Michael Dykes
- Born: Michael Dykes Amelia Day (Wife) 3 January 2002 (age 24)
- Height: 1.82 m (6 ft 0 in)
- Weight: 90 kg (14 st 2 lb)
- School: St Paul’s Catholic School

Rugby union career
- Position: Wing
- Current team: Gloucester

Senior career
- Years: Team / Apps / (Points)
- 2020–2023: London Irish / 10 / (20)
- 2023–: Gloucester / 0 / (0)
- Correct as of 16 August 2023

= Michael Dykes =

English rugby union player

Michael Dykes (born 3 January 2002) is an English rugby union player who plays for Gloucester Rugby as a winger.

==Early life==
Dykes is from Berkshire. He represented England at age-group level rugby union as well as playing for Bracknell RFC and Maidenhead, and begun playing for the London Irish academy from thirteen years-old. He attended St Paul’s Catholic College with whom he won the AASE Schools title, defeating Beechen Cliff School of Bath in the final. He was promoted to the London Irish senior academy ahead of the 2020-21 season.

==Career==
===London Irish===
Dykes made his senior debut during the 2021-2022 season, away at the Leicester Tigers in the Premiership Rugby Cup. The following season he scored a hat-trick in that competition away at Saracens RFC.

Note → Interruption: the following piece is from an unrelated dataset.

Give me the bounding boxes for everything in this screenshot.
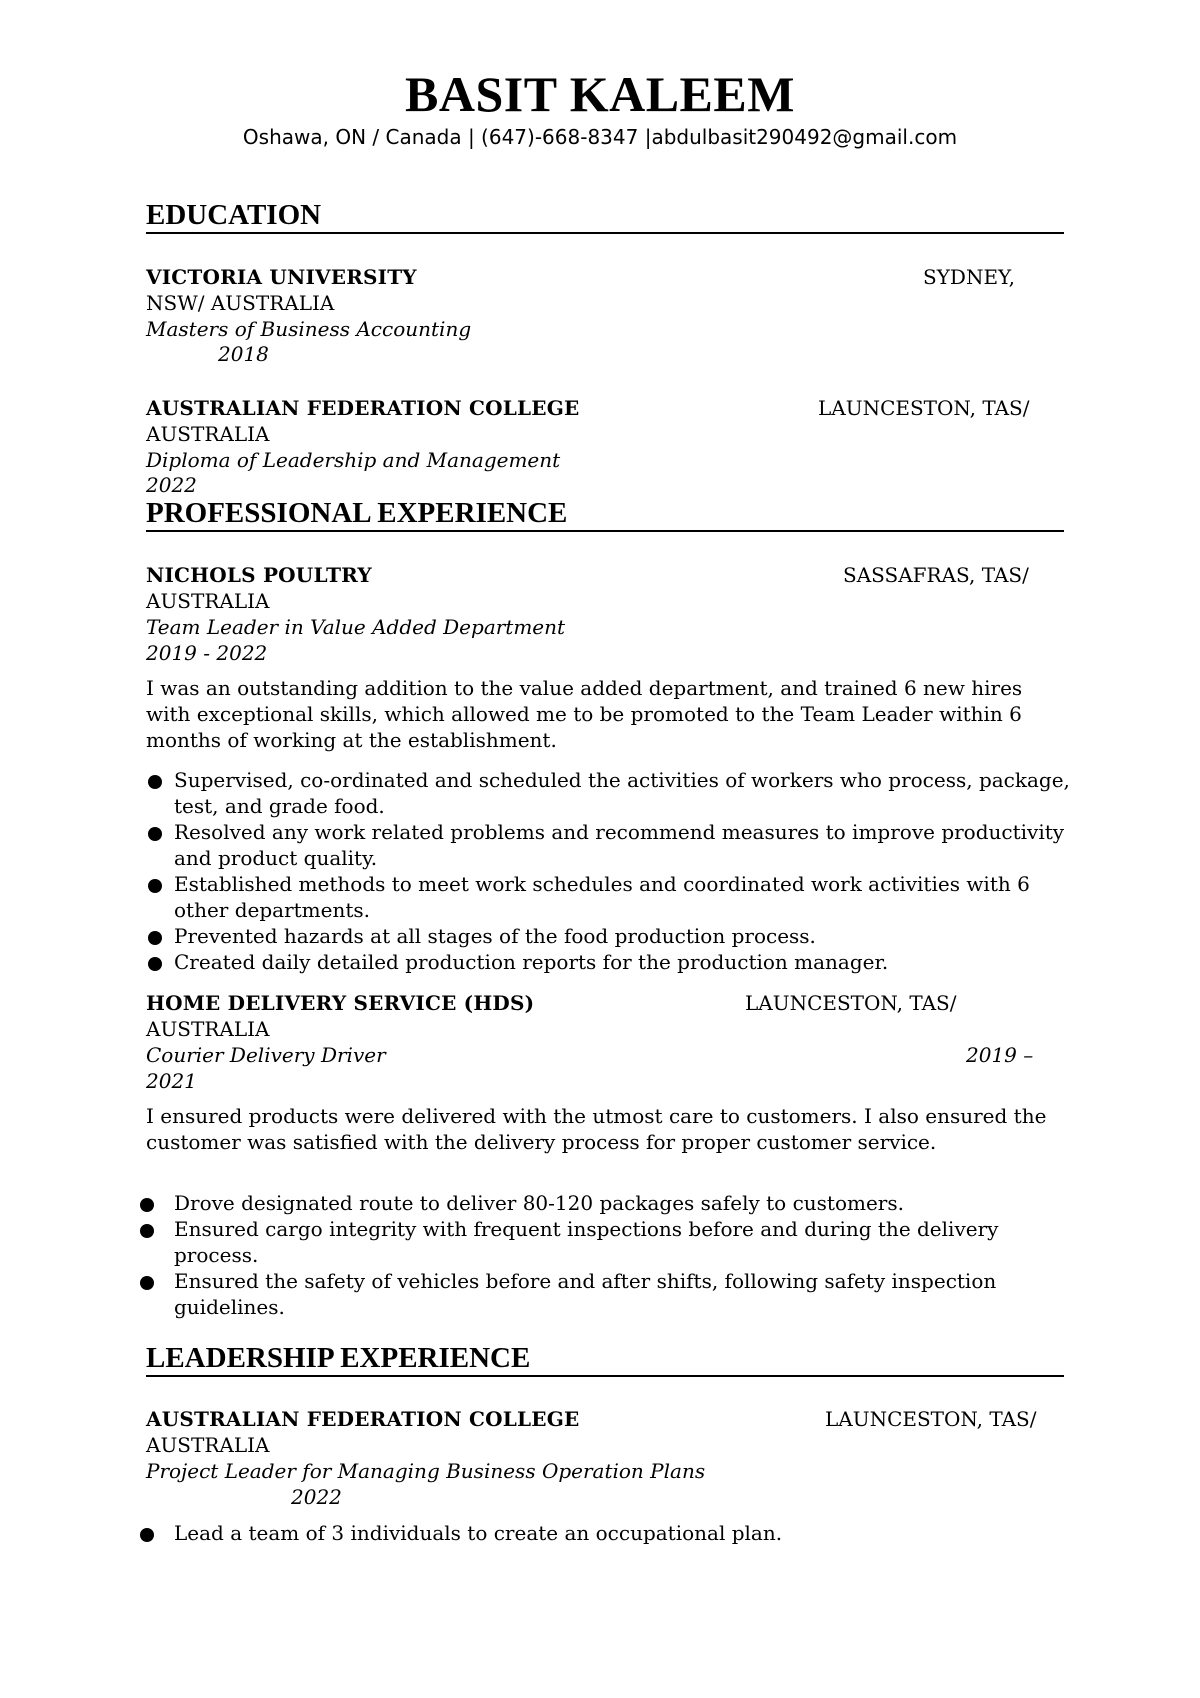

Dykes scored a hat-trick on his Rugby Premiership debut for London Irish against Harlequins RFC in January 2023. He was just the third player to score a hat trick on debut in the competition, after Lesley Vainikolo and Courtnall Skosan.

===Gloucester===
In June 2023 Dykes was announced to be joining Gloucester Rugby.